La situación es aún más problemática cuando ex cónyuges utilizan la pensión alimenticia para mantener un nivel de vida que no pueden sostener por sí mismos. En lugar de promover la autosuficiencia, algunos ex cónyuges demandan pensiones desproporcionadas que afectan la estabilidad emocional, financiera y familiar del “obligado”. En lugar de ajustar su realidad a sus posibilidades, pretenden, a través de la ley, obligar al otro a sostenerlas, bajo amenaza de ser desprestigiado públicamente por no hacerlo. Este abuso no solo pone en riesgo el sustento del núcleo familiar, sino que también genera tensiones y resentimientos entre padres e hijos, al distorsionar la percepción del esfuerzo y compromiso de uno de los progenitores. Es común que el padre o madre obligado sea percibido como el “villano” de la historia, mientras el otro evade sus propias responsabilidades económicas mediante el victimismo y el ataque social.

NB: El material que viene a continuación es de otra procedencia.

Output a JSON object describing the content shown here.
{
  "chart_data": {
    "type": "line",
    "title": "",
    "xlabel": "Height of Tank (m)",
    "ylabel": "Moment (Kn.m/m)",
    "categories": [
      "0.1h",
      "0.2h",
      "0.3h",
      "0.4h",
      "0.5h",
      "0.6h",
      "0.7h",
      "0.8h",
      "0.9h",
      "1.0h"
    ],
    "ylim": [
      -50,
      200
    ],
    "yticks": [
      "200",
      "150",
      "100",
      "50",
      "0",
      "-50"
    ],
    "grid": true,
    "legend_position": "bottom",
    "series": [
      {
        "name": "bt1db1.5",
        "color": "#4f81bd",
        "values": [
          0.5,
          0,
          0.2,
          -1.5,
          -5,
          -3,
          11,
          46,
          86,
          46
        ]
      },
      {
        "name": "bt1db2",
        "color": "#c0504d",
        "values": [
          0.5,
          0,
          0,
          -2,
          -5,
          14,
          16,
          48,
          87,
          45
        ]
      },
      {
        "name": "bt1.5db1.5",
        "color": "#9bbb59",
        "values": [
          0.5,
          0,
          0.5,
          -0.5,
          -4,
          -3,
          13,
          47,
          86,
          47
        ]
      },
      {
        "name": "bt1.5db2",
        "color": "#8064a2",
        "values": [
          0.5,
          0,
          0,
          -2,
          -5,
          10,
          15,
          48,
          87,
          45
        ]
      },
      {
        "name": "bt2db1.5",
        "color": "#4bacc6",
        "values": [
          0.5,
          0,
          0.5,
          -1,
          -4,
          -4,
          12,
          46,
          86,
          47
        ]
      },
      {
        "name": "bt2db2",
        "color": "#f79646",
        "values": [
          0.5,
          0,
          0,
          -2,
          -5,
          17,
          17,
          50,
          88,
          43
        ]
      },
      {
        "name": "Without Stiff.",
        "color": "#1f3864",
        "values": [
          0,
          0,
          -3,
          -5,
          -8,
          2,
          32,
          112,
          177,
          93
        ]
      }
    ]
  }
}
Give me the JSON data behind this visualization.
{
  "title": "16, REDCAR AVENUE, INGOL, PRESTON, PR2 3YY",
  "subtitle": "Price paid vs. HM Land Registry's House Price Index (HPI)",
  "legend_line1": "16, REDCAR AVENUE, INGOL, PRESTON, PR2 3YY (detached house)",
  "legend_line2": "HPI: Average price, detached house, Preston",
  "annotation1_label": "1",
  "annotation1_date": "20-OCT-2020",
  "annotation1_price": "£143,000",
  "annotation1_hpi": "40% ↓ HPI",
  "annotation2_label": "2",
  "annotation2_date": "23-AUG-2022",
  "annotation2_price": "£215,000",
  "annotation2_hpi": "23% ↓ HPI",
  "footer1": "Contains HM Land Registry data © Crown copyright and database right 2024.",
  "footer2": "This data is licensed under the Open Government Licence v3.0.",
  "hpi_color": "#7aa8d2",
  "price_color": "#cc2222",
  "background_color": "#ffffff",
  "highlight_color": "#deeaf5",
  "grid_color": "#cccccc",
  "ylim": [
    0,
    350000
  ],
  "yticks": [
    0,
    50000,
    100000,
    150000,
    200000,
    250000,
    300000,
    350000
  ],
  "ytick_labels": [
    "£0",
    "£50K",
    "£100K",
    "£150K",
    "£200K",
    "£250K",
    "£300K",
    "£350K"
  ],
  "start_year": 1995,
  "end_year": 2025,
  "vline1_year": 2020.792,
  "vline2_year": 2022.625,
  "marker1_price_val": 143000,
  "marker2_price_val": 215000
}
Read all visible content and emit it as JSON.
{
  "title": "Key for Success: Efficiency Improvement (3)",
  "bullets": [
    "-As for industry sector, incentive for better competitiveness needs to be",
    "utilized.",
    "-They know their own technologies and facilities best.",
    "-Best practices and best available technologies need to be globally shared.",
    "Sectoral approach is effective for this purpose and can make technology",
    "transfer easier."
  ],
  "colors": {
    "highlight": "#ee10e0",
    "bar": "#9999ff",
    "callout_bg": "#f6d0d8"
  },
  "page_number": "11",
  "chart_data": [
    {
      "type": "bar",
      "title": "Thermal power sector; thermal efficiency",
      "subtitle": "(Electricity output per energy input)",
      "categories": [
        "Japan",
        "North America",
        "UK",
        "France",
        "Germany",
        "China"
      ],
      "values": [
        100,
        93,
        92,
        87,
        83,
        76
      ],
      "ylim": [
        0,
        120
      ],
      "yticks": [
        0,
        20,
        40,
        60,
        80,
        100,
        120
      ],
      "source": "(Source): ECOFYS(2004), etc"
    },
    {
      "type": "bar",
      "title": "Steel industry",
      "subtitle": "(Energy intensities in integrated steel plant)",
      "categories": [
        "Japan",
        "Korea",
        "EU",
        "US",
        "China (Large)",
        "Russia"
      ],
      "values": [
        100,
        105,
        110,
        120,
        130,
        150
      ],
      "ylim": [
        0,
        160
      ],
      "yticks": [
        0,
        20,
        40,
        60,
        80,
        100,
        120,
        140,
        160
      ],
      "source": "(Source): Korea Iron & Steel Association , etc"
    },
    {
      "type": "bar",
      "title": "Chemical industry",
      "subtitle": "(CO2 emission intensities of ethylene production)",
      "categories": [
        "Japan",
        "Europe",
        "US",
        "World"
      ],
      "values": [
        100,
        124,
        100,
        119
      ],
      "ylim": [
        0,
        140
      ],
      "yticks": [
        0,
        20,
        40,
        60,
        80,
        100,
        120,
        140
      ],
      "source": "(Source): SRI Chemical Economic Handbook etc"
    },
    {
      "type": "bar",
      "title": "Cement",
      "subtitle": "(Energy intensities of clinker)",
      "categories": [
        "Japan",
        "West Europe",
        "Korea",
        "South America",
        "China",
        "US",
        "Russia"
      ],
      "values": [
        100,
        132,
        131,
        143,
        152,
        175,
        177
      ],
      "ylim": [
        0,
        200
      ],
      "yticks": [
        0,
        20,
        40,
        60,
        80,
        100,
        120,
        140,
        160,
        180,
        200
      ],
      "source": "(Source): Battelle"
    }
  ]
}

Además, algunos demandantes utilizan la pensión alimenticia como un medio de represalia emocional o económica tras una separación, desviándose completamente del propósito original de la ley. Este abuso deslegitima el sistema, sobrecarga los tribunales y desatiende los casos genuinamente urgentes.

El abuso de la pensión alimenticia tiene consecuencias graves. Por un lado, fomenta conflictos familiares, perpetuando dinámicas de rencor entre hijos y padres. Por otro, afecta directamente la calidad de vida del obligado, socavando su estabilidad económica y emocional.

En muchos casos, los conflictos familiares relacionados con la pensión alimenticia son exacerbados por abogados inmorales que, lejos de buscar soluciones justas y equitativas, se aprovechan de la vulnerabilidad emocional de las partes involucradas. Estos “profesionales”, más interesados en prolongar el litigio que en resolverlo, perpetúan el conflicto al fomentar estrategias de ataque y victimismo en lugar de propiciar acuerdos razonables. Así, convenientemente, convierten la tragedia y el dolor de las familias en su fuente de ingresos, dejando de lado el verdadero propósito de la ley: garantizar el bienestar de quienes realmente lo necesitan. Bajo su influencia, el espíritu de equidad y justicia ha quedado relegado.

Para corregir estas distorsiones, es imprescindible reformar el sistema, asegurando que ambos padres asuman sus responsabilidades equitativamente y que la pensión alimenticia se otorgue únicamente en casos de necesidad real. Promover la autosuficiencia de los beneficiarios, sancionar los intentos de abuso y fomentar acuerdos justos son pasos esenciales para devolverle a este instrumento legal su verdadero espíritu: garantizar el bienestar familiar con equidad y justicia.

Increíble, pero en pleno siglo XXI la pensión alimenticia ha pasado de ser un mecanismo de protección para personas vulnerables a una “obligación” sin contraprestación alguna para el obligado. Quizás la de no ser despellejado socialmente…y solo quizás.